Retour du Salon...
Je viens de passer la semaine du 12 au 18 mars, enfermée toute la journée dans le hall N°1 du
parc des expositions de la Porte de Versailles, au Salon du Livre de Paris. C'était ma neuvième participation consécutive... Curieuse sensation, comme si c'était la dernière...
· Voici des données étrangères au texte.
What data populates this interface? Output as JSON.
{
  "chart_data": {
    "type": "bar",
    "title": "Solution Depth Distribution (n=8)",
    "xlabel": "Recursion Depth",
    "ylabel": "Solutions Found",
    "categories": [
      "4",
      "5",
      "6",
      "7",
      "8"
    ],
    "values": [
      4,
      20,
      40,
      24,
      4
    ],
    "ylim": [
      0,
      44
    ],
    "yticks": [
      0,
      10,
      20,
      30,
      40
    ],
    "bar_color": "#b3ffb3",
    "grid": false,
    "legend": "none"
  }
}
Inévitablement, je nous revois en 2000, enthousiastes, culottés, avec le premier et unique numéro de Hauteurs sur la table, persuadés d'être aux commencements d'une belle aventure
collective.
Nous aimions nous plonger dans cette atmosphère bruissante de milliers de livres, de célébrités descendues de leurs écrans de télé et de pages invisibles, de miraculeuses rencontres
authentiques qui perdurent. Gilbert est inséparablement associé à ces souvenirs : sa dernière participation en 2006, le temps d'un week end de dédicace sur le stand de son éditeur qui l'a trouvé
juste un peu fatigué, pour mourir 3 mois plus tard...
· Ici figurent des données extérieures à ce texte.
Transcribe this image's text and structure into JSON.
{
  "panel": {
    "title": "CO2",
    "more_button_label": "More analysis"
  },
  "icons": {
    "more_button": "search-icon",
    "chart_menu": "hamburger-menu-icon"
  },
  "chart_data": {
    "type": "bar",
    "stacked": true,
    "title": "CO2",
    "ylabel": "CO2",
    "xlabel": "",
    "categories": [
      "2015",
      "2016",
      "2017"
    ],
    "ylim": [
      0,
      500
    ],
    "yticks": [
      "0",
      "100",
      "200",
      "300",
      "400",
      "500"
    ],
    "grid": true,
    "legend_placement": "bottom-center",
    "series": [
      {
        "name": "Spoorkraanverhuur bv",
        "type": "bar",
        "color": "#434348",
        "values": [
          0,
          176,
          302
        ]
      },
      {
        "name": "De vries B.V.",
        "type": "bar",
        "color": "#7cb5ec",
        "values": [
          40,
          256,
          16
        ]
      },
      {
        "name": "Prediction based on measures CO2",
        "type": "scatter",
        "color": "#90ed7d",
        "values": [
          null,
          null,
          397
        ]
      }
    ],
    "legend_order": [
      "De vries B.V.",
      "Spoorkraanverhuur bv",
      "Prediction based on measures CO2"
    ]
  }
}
Pourquoi ai-je l'impression d'être en train de me détacher de tout cela? Pourquoi l'enthousiasme des débuts est progressivement recouvert d'un voile de lucidité
crue qui me fait paraître dans toute sa vanité cette fourmilière s'affairant dans tous les sens? Je regarde la foule défiler devant moi, incroyablement grise : les gens
ne portent plus de couleurs. Manteaux, parkas gris, bleus foncés, marron à la rigueur, blue jeans immanquables. Gros pulls cache-misère, physique et morale, éculés, des parkas gonflés,
délabrés; les gens mettent ce qui leur tombe sous la main, difforme, grossièrement superposé, pas festif du tout... Et ce n'est nullement une question de moyens. Grande tristesse de morne
uniformité sans âme, le souci de l'élégance semble d'un autre âge.
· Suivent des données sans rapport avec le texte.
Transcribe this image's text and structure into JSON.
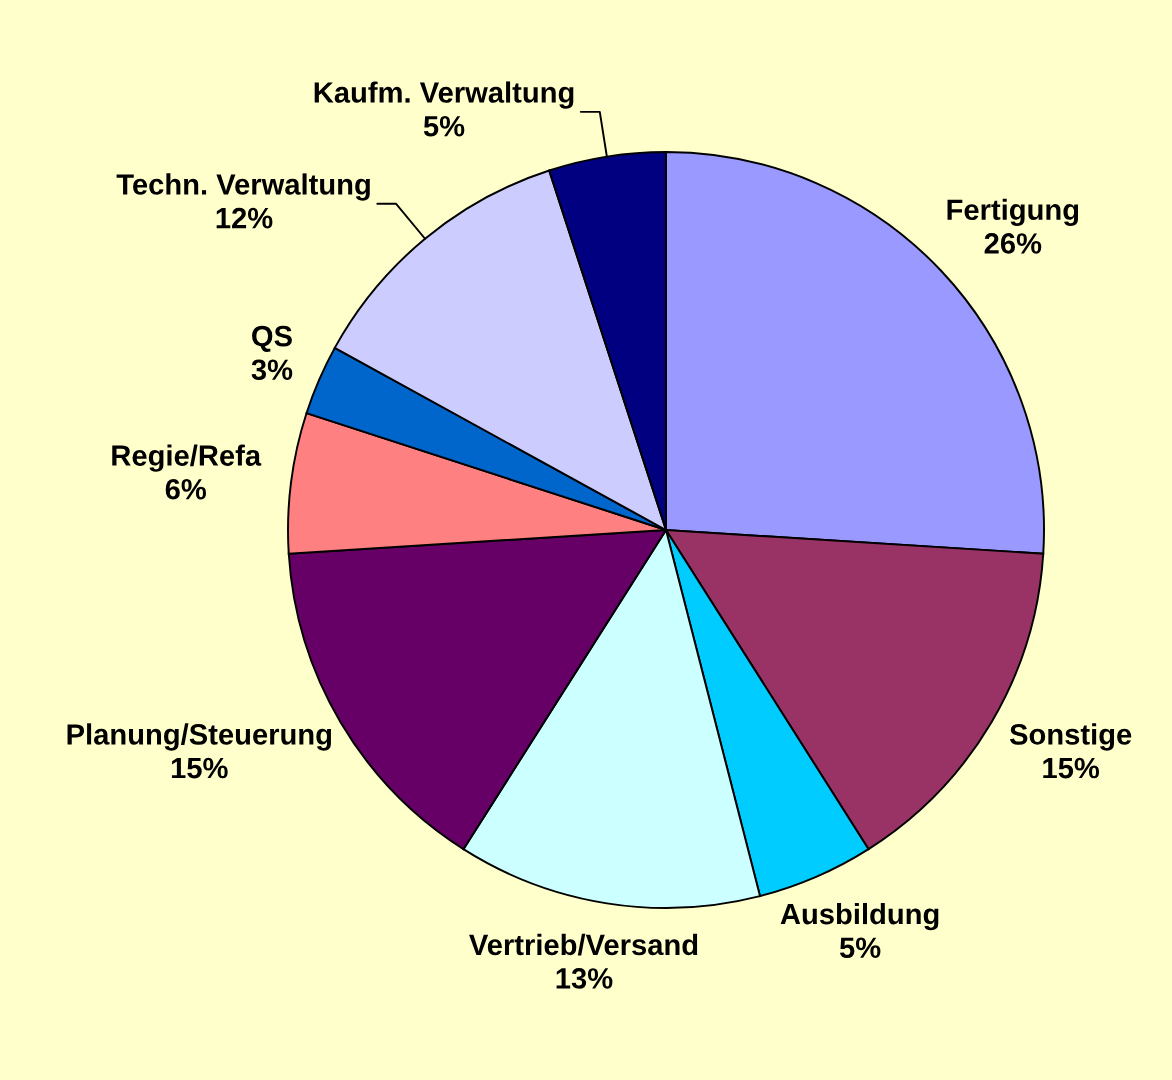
{
  "chart_data": {
    "type": "pie",
    "categories": [
      "Fertigung",
      "Sonstige",
      "Ausbildung",
      "Vertrieb/Versand",
      "Planung/Steuerung",
      "Regie/Refa",
      "QS",
      "Techn. Verwaltung",
      "Kaufm. Verwaltung"
    ],
    "values": [
      26,
      15,
      5,
      13,
      15,
      6,
      3,
      12,
      5
    ],
    "colors": [
      "#9999ff",
      "#993366",
      "#00ccff",
      "#ccffff",
      "#660066",
      "#ff8080",
      "#0066cc",
      "#ccccff",
      "#000080"
    ],
    "value_labels": [
      "26%",
      "15%",
      "5%",
      "13%",
      "15%",
      "6%",
      "3%",
      "12%",
      "5%"
    ]
  }
}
J'ai envie de contacts intéressants mais sincères, non fondés sur la dépendance, la vanité, le pouvoir minuscule de flatter les ego. Écrire? Grossir les rangs déjà bien fournis des
littérateurs médiocres ou pires qui se croient des génies méconnus? Flattés par devant, moqués par derrière... Des livres, des livres, invendables, vendus, jetés, pilonnés, vantés par des
mensonges, des omissions, des tromperies dans le seul but de faire rouler le commerce... Pour s'acheter quoi? Des biens? Barrages contre la mort inéluctable?... Illusions. Gilbert est arrivé
là où toutes vanité et illusion prennent fin.